Article 14 – Le Secrétaire doit tenir le procès-verbal de toutes les assemblées, débats et événements relatifs au Collège et au Bureau des gouverneurs. Il doit aviser les membres du Collège et ceux du Bureau des gouverneurs de la tenue de toutes les assemblées et réunions. Il est également chargé de la correspondance et de la garde des archives du Collège. Conjointement avec le Président, le Secrétaire est le dépositaire de la Charte et du Sceau du Collège et du Registre des procès-verbaux.
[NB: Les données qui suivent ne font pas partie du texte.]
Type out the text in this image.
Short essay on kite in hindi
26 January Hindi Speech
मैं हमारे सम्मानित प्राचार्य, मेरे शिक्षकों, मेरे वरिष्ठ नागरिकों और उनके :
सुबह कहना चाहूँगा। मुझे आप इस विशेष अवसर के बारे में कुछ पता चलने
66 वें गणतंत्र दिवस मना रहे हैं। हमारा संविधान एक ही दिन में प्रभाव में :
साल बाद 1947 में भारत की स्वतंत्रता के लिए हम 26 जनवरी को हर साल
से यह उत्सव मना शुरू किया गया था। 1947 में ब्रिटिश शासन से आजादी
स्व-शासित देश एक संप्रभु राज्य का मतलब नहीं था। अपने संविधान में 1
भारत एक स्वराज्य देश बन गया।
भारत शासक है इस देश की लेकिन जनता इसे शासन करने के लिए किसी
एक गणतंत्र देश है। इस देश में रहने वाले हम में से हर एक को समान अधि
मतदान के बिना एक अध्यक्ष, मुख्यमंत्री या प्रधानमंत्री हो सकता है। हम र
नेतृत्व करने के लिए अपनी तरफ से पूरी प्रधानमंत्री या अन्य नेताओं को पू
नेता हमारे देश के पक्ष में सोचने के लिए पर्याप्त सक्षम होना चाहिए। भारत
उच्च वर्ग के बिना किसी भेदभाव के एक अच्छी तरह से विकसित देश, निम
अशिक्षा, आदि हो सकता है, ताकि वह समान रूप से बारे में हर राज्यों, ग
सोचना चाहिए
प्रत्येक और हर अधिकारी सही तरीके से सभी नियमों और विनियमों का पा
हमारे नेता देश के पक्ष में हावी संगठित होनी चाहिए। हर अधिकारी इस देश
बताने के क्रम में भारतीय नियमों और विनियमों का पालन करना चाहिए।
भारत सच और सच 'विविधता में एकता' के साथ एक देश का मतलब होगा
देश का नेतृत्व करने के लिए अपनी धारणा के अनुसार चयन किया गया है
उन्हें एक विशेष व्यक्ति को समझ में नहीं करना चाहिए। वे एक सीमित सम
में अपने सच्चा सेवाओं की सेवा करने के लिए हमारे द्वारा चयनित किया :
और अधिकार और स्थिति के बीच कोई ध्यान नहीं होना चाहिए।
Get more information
Article 15 – Le Trésorierl doit recevoir toutes les sommes d’argent destinées au Collège et en fournir des reçus ; il doit aussi tenir des livres comptables adéquats ; donner des rapports financiers précis aux assemblées générales du Collège et aux réunions du Bureau des gouverneurs en tout temps et sur simple demande ; coopérer avec les comptables-vérificateurs nommés par le Bureau des gouverneurs, au moins une fois par année.

Article 16 – Le Bureau des gouverneurs se réunit aussi souvent que l’exige la bonne marche des affaires du Collège. Il doit toutefois se réunir au moins une fois par année afin de préparer l’assemblée générale des membres.

Article 17 – Les membres se réunissent en assemblée plénière aussi souvent que l’exige la bonne marche des affaires du Collège. Cependant, ils doivent se réunir au moins une fois l’an pour entendre les rapports du Président, du Secrétaire et duTrésorier.

Article 18 – Quatre membres en règle du Bureau des gouverneurs peuvent, par écrit, exiger que le Président convoque une assemblée du Bureau des gouverneurs.

Article 19 – Dix membres en règle du Collège peuvent, par écrit, exiger que le Président convoque une assemblée générale des membres.

Article 20 – La date de l’assemblée annuelle du Collège est déterminée par les membres lors d’une assemblée générale et les membres doivent être convoqués au moins 15 jours avant la date fixée.

Article 21 – Un Gouverneur qui s’absente par deux fois des réunions du Bureau des gouverneurs, sans raison jugée valable par les autres membres du Bureau des gouverneurs, peut être destitué de sa charge. En pareil cas, les autres membres du Bureau des gouverneurs le déclarent démis de ses fonctions et lui désignent un remplaçant pour le reste de son terme.

Article 22 – Quatre membres sur sept, y compris le Président, constituent le quorum pour les assemblées du Bureau des gouverneurs, alors que les membres présents et en règle, y compris le Président, le Secrétaire et le Trésorier, constituent le quorum pour les assemblées générales du Collège.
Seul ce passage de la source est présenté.